Below you can read a few typical ones.
"I was 15, when a guy asked me out for a date. I was so thrilled, because I have never thought of myself as a beautiful girl, and I would be bullied at school for my looks. And then a guy asked me out for a date! I said yes, I knew the guy well (I lived in a small town, where everyone knew everyone). At first, we were just walking, and then he often to go up to a roof. I called my mother and told her that I was going to be late a little. On the roof, he started touching me. When he tried to kiss me, I told him that I had to go home, but he didn't stop. He hit me in the stomach. Of course, I doubled over, he turned me round, pressed me against the wall and pulled my pants down. I was a virgin, I was being him to let me go. He would just sneer. He didn't cum - he heard someone coming up the roof. There was a beautiful view from that roof, and people would often go up there to enjoy it. When he was zipping up his pants, he spat and me and told me that my hole was bigger than that of a slut from a gas station. Nowadays, this complex stops me from developing normal relations with a man I love."
"When I was young, I was afraid of my step-father most. I was 14. My mother was madly in love with him, so he could afford everything. After two concussions in Afghanistan, he could display aggression spontaneously. One day he came home dead drunk and started arguing with my mom. He was swearing at her, and she was crying. I was so sorry for her. I took a glass, filled it with ice cold water and splashed it out into his face. When he looked at me the next moment, I realized that I had to run. I ran out of the house and he ran after me. Of course, no one showed interest in my screams for help in a small town in the Krasnodar region. When he caught me, he knocked me down on the ground, grabbed me by the hair and dragged me on the ground towards the house. I had something like a seizure the moment when he was dragging me by the hair. I couldn't breathe, I fainted a few times. I saw a few cars passing by, but none of them stopped. No one was there to protect me. I wanted to kill myself that night. A few months later I packed my stuff and went to Moscow, to my grandparents. They gave me everything and even more. Many years have passed since that day. There were many men who were harassing me, three guys in the metro at night, from whom I was running away, and even a cab driver with a gun. Yet, there is nothing more terrible than a child, whom no one can protect."

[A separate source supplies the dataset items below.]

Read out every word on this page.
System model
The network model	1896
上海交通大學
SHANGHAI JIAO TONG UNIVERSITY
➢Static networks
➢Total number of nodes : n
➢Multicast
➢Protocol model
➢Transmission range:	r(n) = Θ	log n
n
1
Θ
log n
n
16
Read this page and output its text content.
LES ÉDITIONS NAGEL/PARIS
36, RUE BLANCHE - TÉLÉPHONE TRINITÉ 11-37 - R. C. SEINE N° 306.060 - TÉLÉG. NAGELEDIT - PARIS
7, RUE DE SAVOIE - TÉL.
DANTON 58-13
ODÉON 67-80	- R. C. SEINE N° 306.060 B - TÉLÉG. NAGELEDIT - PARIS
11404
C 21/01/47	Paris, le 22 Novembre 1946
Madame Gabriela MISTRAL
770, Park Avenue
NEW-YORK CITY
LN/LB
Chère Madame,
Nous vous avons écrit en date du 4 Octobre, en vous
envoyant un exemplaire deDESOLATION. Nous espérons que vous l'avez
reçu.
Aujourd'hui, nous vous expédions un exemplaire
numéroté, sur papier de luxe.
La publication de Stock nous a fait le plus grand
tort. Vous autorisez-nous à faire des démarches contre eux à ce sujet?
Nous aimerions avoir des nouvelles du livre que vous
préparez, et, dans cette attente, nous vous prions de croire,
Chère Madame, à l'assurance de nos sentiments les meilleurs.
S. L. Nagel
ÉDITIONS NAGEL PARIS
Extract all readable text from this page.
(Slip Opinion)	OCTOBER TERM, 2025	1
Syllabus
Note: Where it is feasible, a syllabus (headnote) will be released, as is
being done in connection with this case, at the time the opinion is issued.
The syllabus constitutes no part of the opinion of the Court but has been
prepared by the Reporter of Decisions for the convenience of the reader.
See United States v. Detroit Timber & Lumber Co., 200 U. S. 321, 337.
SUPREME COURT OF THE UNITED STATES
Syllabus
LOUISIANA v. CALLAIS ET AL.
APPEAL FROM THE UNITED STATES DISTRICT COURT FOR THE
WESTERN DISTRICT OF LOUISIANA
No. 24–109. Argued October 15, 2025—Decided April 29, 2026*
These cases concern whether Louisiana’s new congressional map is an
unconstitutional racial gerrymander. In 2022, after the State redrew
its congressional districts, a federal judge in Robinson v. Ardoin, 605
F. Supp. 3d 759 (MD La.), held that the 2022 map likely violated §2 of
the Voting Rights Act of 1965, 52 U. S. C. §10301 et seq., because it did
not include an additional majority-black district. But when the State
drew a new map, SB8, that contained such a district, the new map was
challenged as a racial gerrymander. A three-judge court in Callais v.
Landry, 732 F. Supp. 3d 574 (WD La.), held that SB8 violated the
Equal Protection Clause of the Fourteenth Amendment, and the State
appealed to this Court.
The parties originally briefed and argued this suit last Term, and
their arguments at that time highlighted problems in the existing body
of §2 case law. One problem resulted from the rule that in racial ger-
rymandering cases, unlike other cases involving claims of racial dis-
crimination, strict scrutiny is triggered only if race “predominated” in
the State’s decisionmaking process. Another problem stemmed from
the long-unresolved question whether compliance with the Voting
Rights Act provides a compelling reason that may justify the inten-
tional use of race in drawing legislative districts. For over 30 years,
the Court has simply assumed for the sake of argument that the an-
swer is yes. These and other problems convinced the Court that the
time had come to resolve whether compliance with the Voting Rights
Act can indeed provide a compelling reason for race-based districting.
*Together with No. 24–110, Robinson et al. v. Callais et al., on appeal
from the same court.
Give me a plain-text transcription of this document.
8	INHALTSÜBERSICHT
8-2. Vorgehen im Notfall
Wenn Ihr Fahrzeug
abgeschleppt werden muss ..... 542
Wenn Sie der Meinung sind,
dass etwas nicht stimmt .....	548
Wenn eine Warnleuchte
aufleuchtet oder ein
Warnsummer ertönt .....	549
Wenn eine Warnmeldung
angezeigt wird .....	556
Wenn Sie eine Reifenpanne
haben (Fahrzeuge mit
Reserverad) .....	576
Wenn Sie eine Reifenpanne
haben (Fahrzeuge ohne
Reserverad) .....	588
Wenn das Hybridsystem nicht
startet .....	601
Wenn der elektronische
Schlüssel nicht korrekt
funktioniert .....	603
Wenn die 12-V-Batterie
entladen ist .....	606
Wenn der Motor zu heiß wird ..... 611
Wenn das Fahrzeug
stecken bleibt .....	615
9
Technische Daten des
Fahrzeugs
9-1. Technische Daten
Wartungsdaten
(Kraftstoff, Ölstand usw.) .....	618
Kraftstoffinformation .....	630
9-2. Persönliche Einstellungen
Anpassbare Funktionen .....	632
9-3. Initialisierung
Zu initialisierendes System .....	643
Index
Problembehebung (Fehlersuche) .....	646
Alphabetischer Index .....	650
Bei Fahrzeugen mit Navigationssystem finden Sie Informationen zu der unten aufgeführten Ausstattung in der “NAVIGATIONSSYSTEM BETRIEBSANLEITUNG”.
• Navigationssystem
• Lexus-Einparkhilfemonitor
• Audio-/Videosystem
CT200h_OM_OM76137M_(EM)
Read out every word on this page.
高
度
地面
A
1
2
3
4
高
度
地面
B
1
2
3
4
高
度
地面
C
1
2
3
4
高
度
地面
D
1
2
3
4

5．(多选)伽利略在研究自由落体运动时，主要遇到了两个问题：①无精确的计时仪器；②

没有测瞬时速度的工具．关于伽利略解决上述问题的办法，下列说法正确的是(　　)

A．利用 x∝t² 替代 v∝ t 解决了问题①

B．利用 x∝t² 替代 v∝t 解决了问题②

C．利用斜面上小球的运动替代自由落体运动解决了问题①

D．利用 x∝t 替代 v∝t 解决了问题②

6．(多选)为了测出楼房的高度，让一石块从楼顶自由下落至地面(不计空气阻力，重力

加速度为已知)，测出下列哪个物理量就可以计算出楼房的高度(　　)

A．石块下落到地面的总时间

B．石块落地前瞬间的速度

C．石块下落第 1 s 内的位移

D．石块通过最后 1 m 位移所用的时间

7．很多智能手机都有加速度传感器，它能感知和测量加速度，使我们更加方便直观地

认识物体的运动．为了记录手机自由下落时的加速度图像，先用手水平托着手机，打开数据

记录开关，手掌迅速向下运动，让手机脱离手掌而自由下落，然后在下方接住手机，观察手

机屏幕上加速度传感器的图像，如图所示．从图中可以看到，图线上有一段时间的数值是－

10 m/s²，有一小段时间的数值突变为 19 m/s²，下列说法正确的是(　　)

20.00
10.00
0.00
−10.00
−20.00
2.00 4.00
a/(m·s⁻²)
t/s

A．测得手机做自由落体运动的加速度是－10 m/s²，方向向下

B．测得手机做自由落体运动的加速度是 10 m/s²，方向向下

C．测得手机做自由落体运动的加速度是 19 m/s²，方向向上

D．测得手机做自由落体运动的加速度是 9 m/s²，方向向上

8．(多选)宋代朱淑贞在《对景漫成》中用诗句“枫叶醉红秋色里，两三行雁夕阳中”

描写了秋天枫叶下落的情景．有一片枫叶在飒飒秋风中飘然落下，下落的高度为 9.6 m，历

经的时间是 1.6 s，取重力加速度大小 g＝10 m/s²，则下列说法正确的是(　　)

"I would often come across exhibitionists from age 8 to 13. In total, I've had seven of such encounters, when I was coming back home from school, on the way to school on a dark winter mornign, at Sheremetyevo airport, in a store, in a suburban train, in a park. I even got used to this experience in a way.
"When I was ten, a tall and fat 14-year-old son of my teacher named Valery pressed me against the wall, pulled up my skirt and tried to take my underwear off. I escaped. Hate this name since then - Valera.
"When I was 13, our 60-year-old teacher started harassing me. He would arrange situations, in which we would remain alone together. He would put his hands all over me and it would happen every week. I was scared to do anything because I was convinced that adults were always right.
"In another episode, I came across a big man near a kiosk. He touched my breasts and said: "You're so small and probably so cosy."
"There were plenty of other stories. Men pressing their junk against my hips and butt in the metro during rush hours, strangers slapping me on the butt in the street and then whistling and laughing, whistles from guys when I go out jogging, a taxi cab driver, who took me home and said announced: "Now I am going to molest you", phrases like "Pretty lady, your dog is trying to lick me, would you like to lick me instead?" and so on and so forth.
"As I am writing this, I am concerned that other people will judge me for being guilty of all that has happened to me. I am grateful to this flashmob, because here people tell their stories about violence as stories about crimes, rather than something that happens to women naturally just because they are women."